I’ve been wanting to read this for a long time. I look at it in the library. I take it home. I leave it in the living room. I bring it back. Somehow, I’m just never in the mood for a story about a skinhead neo-nazi and all her hate and violence. Plus, Jane Yolen and the Twilight Zone already did moving ‘switch-bodies-with-a-Holocaust-victim’ stories.
So, here I am, surprised to tell you that the Hilary (nazi) sections of the story are better written and more moving than the Chana (Holocaust) parts. I’m not done yet; I didn’t feel like reading this today. I’ll let you know what I think when it’s all done.
This telling really picks up as you move into it. Hilary experiences Chana’s thoughts and deprivations as her family is forced into the ghetto, prison, and Auschwitz. It’s not as hard-hitting as other YA Holocaust books I have read. Nolan dials back the harshness and horror and pain. Though I hate reading that stuff, I think it’s a mistake. If we are to learn from history, and if Hilary is supposed to learn from her psychic connection to Chana, there has to be a big impact.
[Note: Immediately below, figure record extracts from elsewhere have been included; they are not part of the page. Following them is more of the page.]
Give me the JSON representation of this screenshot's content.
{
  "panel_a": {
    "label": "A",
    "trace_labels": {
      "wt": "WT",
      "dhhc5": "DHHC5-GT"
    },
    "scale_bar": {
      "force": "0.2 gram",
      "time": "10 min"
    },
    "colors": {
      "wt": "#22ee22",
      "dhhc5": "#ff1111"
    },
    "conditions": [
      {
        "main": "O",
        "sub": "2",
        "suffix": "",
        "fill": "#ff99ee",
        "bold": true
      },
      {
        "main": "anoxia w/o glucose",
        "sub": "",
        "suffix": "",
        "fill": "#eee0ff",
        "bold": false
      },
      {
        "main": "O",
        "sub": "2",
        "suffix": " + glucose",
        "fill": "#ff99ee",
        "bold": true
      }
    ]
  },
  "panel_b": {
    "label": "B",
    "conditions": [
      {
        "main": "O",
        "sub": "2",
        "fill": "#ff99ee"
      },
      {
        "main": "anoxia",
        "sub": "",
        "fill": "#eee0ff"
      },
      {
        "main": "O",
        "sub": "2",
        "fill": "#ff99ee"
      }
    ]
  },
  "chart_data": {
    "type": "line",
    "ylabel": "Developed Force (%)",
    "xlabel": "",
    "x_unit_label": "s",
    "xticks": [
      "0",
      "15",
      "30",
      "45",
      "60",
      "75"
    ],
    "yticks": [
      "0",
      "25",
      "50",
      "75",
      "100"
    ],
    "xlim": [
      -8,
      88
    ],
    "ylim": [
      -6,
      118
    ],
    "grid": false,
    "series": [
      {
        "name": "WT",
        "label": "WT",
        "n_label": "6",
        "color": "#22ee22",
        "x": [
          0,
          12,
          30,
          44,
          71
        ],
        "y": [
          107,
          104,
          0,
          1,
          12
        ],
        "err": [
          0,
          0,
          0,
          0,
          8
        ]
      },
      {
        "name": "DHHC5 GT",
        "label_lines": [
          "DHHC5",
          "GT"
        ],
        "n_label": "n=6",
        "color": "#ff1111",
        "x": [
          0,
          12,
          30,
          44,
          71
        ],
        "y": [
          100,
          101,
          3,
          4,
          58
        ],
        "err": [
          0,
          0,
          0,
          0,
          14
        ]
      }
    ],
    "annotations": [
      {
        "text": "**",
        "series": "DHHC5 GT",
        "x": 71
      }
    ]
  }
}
At the very end, there is strong emotion, but it all wraps up so quickly — Spoiler Here — Hilary is redeemed, her mom repents and becomes love, Simon is found, all in a page or two. I wish Nolan had chosen to write some of the aftermath: How does Hilary enact the lessons she’s learned? How does she make amends? Who does she turn to now that she can’t be friends with any of the gang kids with whom she used to spend all her time? How does Simon’s family continue to live next door to her? We all know prejudice and persecution are wrong; what we don’t always know is how to proceed from there.